The NumPy vs PyArrow choice: Size Matters
However, while PyArrow was comfortably and noticeably faster on this dataset, it doesn't mean that PyArrow is always the best choice. As I concluded in the last set of research, the default versus PyArrow is still a choice. For the smaller Lahman-style files I use most often in league work, pandas default was frequently as fast or faster in absolute terms, and the differences were too small to justify optimizing around.
That was always to be expected and while I knew there was a cut off somewhere on my machine, I really wasn't sure where that was. Today, while I'm still not exactly sure, I can still look back at one of the really intersting data points from the very first test that I ran on raw csv read speeds.
If you sort that first dataset by size, you will see that PyArrow starts to show improvements at 66.7 KB. All 8 files smaller than that were all faster with the pandas-default. The largest file where pandas default won was only 29.1 KB, leaving a large unexplored gap between that result and the first PyArrow win at 66.7 KB. With the baseball dataset that I use the most, the biggest single file speedup was a whopping 140 milliseconds. :)

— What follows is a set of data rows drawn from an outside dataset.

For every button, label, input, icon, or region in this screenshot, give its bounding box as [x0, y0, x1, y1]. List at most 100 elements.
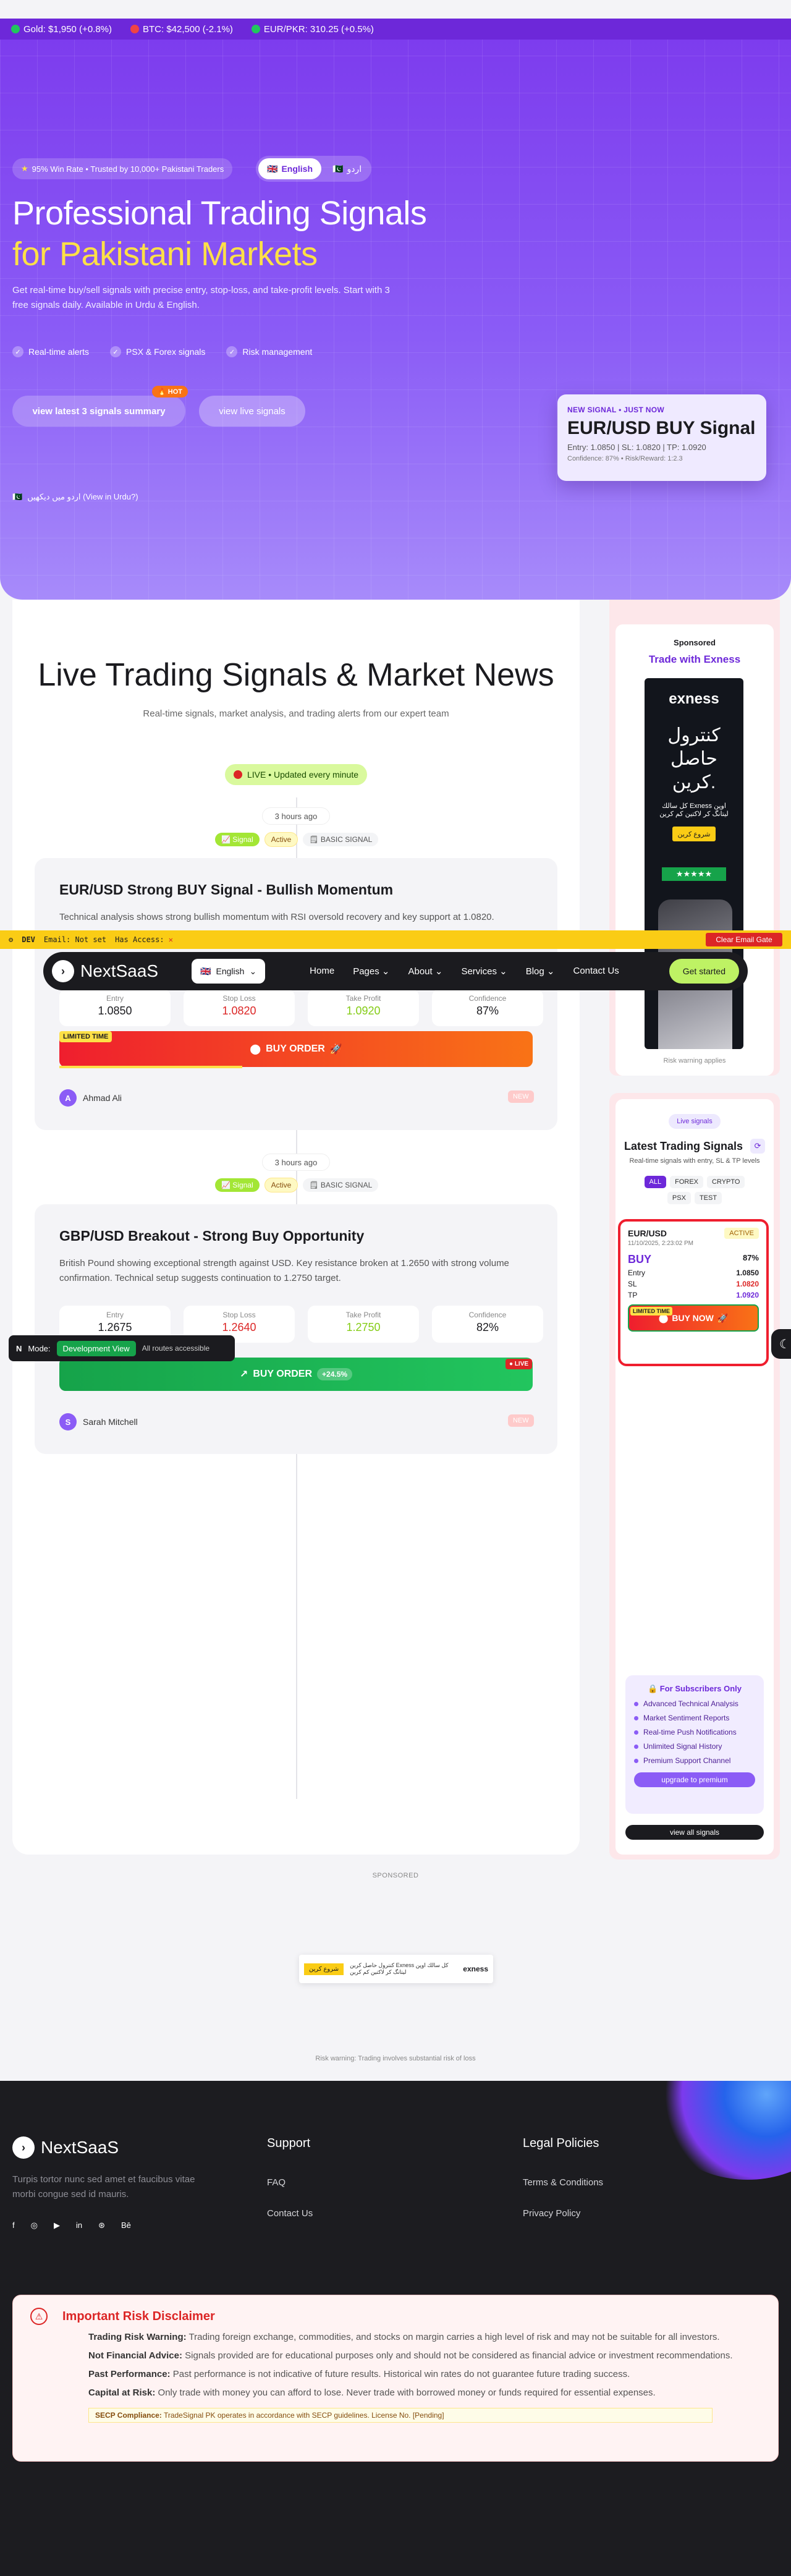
dark-mode-icon[interactable]: ☾: [771, 1329, 791, 1359]
mini-confidence: 87%: [742, 1253, 759, 1262]
upgrade-button[interactable]: upgrade to premium: [634, 1772, 755, 1787]
filter-psx[interactable]: PSX: [667, 1192, 691, 1204]
ad-cta-button[interactable]: شروع كرين: [304, 1963, 344, 1975]
view-in-urdu-link[interactable]: 🇵🇰 اردو میں دیکھیں (View in Urdu?): [12, 492, 138, 502]
lock-icon: 🔒: [647, 1684, 658, 1693]
refresh-icon[interactable]: ⟳: [750, 1139, 766, 1154]
uk-flag-icon: 🇬🇧: [200, 966, 211, 976]
sponsored-label: SPONSORED: [372, 1872, 419, 1879]
lang-urdu-button[interactable]: 🇵🇰 اردو: [325, 158, 369, 179]
stat-take-profit: Take Profit 1.2750: [308, 1306, 419, 1343]
rocket-icon: 🚀: [329, 1044, 342, 1055]
mini-date: 11/10/2025, 2:23:02 PM: [628, 1240, 694, 1247]
development-view-toggle[interactable]: Development View: [56, 1340, 136, 1356]
nav-home[interactable]: Home: [310, 966, 334, 977]
ad-link[interactable]: Trade with Exness: [615, 653, 774, 666]
mini-row: TP 1.0920: [628, 1291, 759, 1299]
limited-progress-bar: [59, 1066, 242, 1068]
stat-entry: Entry 1.0850: [59, 989, 171, 1026]
signal-description: British Pound showing exceptional streng…: [59, 1258, 509, 1283]
get-started-button[interactable]: Get started: [669, 959, 739, 984]
live-status-badge: LIVE • Updated every minute: [225, 764, 367, 785]
warning-icon: ⚠: [30, 2308, 48, 2325]
subscribers-title: 🔒 For Subscribers Only: [647, 1684, 742, 1693]
footer-link-privacy[interactable]: Privacy Policy: [523, 2208, 580, 2219]
live-signals-title: Live Trading Signals & Market News: [38, 657, 554, 693]
view-summary-button[interactable]: view latest 3 signals summary: [12, 396, 185, 427]
buy-now-button[interactable]: LIMITED TIME ⬤ BUY NOW 🚀: [628, 1304, 759, 1332]
legal-heading: Legal Policies: [523, 2136, 599, 2150]
instagram-icon[interactable]: ◎: [31, 2221, 38, 2230]
ad-cta-button[interactable]: شروع كرين: [672, 827, 716, 841]
buy-order-button[interactable]: ⬤ BUY ORDER 🚀: [59, 1031, 533, 1067]
risk-note: Risk warning applies: [663, 1057, 726, 1065]
star-icon: ★: [21, 164, 28, 173]
footer-link-contact[interactable]: Contact Us: [267, 2208, 313, 2219]
nav-contact[interactable]: Contact Us: [573, 966, 619, 977]
disclaimer-item: Past Performance: Past performance is no…: [88, 2369, 630, 2379]
disclaimer-title: Important Risk Disclaimer: [62, 2309, 215, 2323]
behance-icon[interactable]: Bē: [121, 2221, 131, 2230]
ad-copy: كل سالك Exness اوپن ليتانگ كر لاكتين كم …: [659, 802, 729, 818]
dribbble-icon[interactable]: ⊛: [98, 2221, 105, 2230]
disclaimer-item: Not Financial Advice: Signals provided a…: [88, 2350, 733, 2361]
decorative-glow: [655, 2081, 791, 2180]
mini-signal-card[interactable]: EUR/USD ACTIVE 11/10/2025, 2:23:02 PM BU…: [618, 1219, 769, 1366]
live-badge: ● LIVE: [505, 1359, 533, 1369]
footer-link-faq[interactable]: FAQ: [267, 2177, 286, 2188]
disclaimer-item: Trading Risk Warning: Trading foreign ex…: [88, 2332, 720, 2342]
live-signals-subtitle: Real-time signals, market analysis, and …: [143, 708, 449, 719]
check-icon: ✓: [12, 346, 23, 357]
chevron-down-icon: ⌄: [434, 966, 443, 977]
gain-badge: +24.5%: [317, 1368, 353, 1380]
filter-forex[interactable]: FOREX: [670, 1176, 704, 1188]
filter-test[interactable]: TEST: [694, 1192, 722, 1204]
social-links: f ◎ ▶ in ⊛ Bē: [12, 2221, 131, 2230]
buy-order-button[interactable]: ↗ BUY ORDER +24.5%: [59, 1358, 533, 1391]
footer-link-terms[interactable]: Terms & Conditions: [523, 2177, 603, 2188]
lang-english-button[interactable]: 🇬🇧 English: [258, 158, 321, 179]
bottom-banner-ad[interactable]: شروع كرين كنترول حاصل كرين Exness كل سال…: [299, 1955, 493, 1983]
time-pill: 3 hours ago: [262, 807, 330, 825]
feature-item: ✓ Real-time alerts: [12, 346, 89, 357]
hot-badge: 🔥 HOT: [152, 386, 188, 397]
new-tag: NEW: [508, 1414, 534, 1427]
rating-stars-icon: ★★★★★: [662, 867, 726, 881]
live-dot-icon: [234, 770, 242, 779]
mode-toolbar: N Mode: Development View All routes acce…: [9, 1335, 235, 1361]
feature-item: ✓ Risk management: [226, 346, 312, 357]
ticker-item: Gold: $1,950 (+0.8%): [11, 24, 112, 35]
nav-blog[interactable]: Blog ⌄: [526, 966, 555, 977]
main-navbar: › NextSaaS 🇬🇧 English ⌄ Home Pages ⌄ About …: [43, 952, 748, 990]
nav-language-select[interactable]: 🇬🇧 English ⌄: [192, 959, 266, 984]
linkedin-icon[interactable]: in: [76, 2221, 82, 2230]
nav-services[interactable]: Services ⌄: [461, 966, 507, 977]
view-live-signals-button[interactable]: view live signals: [199, 396, 305, 427]
youtube-icon[interactable]: ▶: [54, 2221, 60, 2230]
logo-mark-icon: ›: [52, 960, 74, 982]
rocket-icon: 🚀: [717, 1312, 729, 1323]
limited-time-badge: LIMITED TIME: [59, 1031, 112, 1042]
nav-about[interactable]: About ⌄: [408, 966, 442, 977]
feature-item: ✓ PSX & Forex signals: [110, 346, 205, 357]
filter-all[interactable]: ALL: [644, 1176, 667, 1188]
facebook-icon[interactable]: f: [12, 2221, 15, 2230]
author: A Ahmad Ali: [59, 1089, 122, 1107]
brand-logo[interactable]: › NextSaaS: [52, 960, 158, 982]
clear-email-gate-button[interactable]: Clear Email Gate: [706, 933, 782, 946]
signal-tags: 📈 Signal Active 🗒 BASIC SIGNAL: [215, 832, 379, 847]
mini-status: ACTIVE: [724, 1228, 759, 1239]
risk-disclaimer: ⚠ Important Risk Disclaimer Trading Risk…: [12, 2295, 779, 2462]
chevron-down-icon: ⌄: [546, 966, 555, 977]
footer-brand[interactable]: › NextSaaS: [12, 2136, 119, 2159]
exness-banner[interactable]: exness كنترول حاصل كرين. كل سالك Exness …: [645, 678, 743, 1049]
logo-mark-icon: ›: [12, 2136, 35, 2159]
signal-title: GBP/USD Breakout - Strong Buy Opportunit…: [59, 1228, 365, 1244]
subscriber-feature: Advanced Technical Analysis: [634, 1699, 755, 1708]
active-tag: Active: [264, 832, 298, 847]
view-all-signals-button[interactable]: view all signals: [625, 1825, 764, 1840]
filter-crypto[interactable]: CRYPTO: [707, 1176, 745, 1188]
status-dot-icon: [130, 25, 140, 33]
signal-stats: Entry 1.0850 Stop Loss 1.0820 Take Profit 1…: [59, 989, 543, 1026]
nav-pages[interactable]: Pages ⌄: [353, 966, 389, 977]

At that point, 140 milliseconds doesn't exist when I look at total timing for the types of scripts I run to prepare the data for our managers. It's not even a fraction worth considering and makes such a small blip in overall runtimes that it's the last thing I would optimize. Hence as I said earlier, this isn't really a choice I would make for fantasy baseball data because it really doesn't matter.
With massive datasets however, it matters a lot.
Concluding remarks and future research
Right now, I feel like the Numpy versus PyArrow question has enough data to mostly be left behind. I have a few more questions that this data uncovered that I will start looking into separately. For example, I am very interested in parquet now and plan to run some benchmarking on that format. And as mentioned earlier, I want to look at the how the Yankees and Mets performance trickles down into Yellow taxi trip data.
There is no possible way that a Yankees fan armed with data that indicates his favourite team's performance has an economic impact could possibly go wrong.